Edwards’ theory bridges culture and structure in that equal weight is given to political economy and Black working class postcolonial consciousness, and these two concepts have a symbiotic relationship. In this merger of the ontological and the political, Edwards makes a macro–micro link. In its nuanced treatment of the intersectionality of race and class in the context of global capitalism and imperialism in the postcolonial world, this book offers useful theoretical concepts for labor historians and labor studies scholars, particularly for those working outside of the United States and Europe (but also for those working on peripheries within the core).
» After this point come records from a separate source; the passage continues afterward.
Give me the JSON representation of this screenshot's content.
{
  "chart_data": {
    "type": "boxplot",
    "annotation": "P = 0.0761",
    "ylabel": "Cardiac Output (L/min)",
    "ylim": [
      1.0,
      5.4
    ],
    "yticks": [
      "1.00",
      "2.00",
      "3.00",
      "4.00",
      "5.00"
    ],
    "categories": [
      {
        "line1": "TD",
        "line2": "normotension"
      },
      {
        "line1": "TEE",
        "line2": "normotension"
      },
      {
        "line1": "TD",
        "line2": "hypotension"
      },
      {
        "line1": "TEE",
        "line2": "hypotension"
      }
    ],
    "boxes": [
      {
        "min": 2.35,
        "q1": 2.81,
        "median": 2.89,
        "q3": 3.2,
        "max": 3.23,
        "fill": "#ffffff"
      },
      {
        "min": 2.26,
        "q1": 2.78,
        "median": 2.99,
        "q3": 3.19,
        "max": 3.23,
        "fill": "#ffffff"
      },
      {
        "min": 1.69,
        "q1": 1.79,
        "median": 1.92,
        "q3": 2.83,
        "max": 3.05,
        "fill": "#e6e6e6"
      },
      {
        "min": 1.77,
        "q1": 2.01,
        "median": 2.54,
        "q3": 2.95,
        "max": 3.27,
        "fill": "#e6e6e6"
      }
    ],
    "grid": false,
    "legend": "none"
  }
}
Pan-African theorists, postcolonial theorists, global historians, historical sociologists working outside of North America and Europe, along with development sociologists would also find the writings of Joseph Edwards interesting and useful in light of current scholarly debates between cultural perspectives and political economy oriented perspectives. Labor organizers and community organizers may find the ‘how to’ section of the book, in which Edwards delineates his view of an ideal trade union organizer and ideal community organizer based on his years of experience as a trade union leader, of interest.
While the writings published in this collection were written from 1968 to 1984, Edwards’ bridging of culture and structure couldn’t be more relevant to contemporary scholarly debates. Furthermore, his theories challenge current epistemes in mainstream sociological studies that focus on places in the world outside of North America and Europe, in that Edwards’ writings can be read as a postcolonial sociology that critically engages with the term ‘development’. Edwards’ ‘development’ is one that is inseparable from Black-power, anticolonialism, antimperialism, and anticapitalism. And this is not simply ‘southern theory’ (theory is theory regardless of the theorist’s country of origin), but instead, an innovative theoretical paradigm that allows researchers to conceptualize both class politics and class consciousness in the global context, while being equally attentive to race, class, postcoloniality, and structural location within the capitalist system.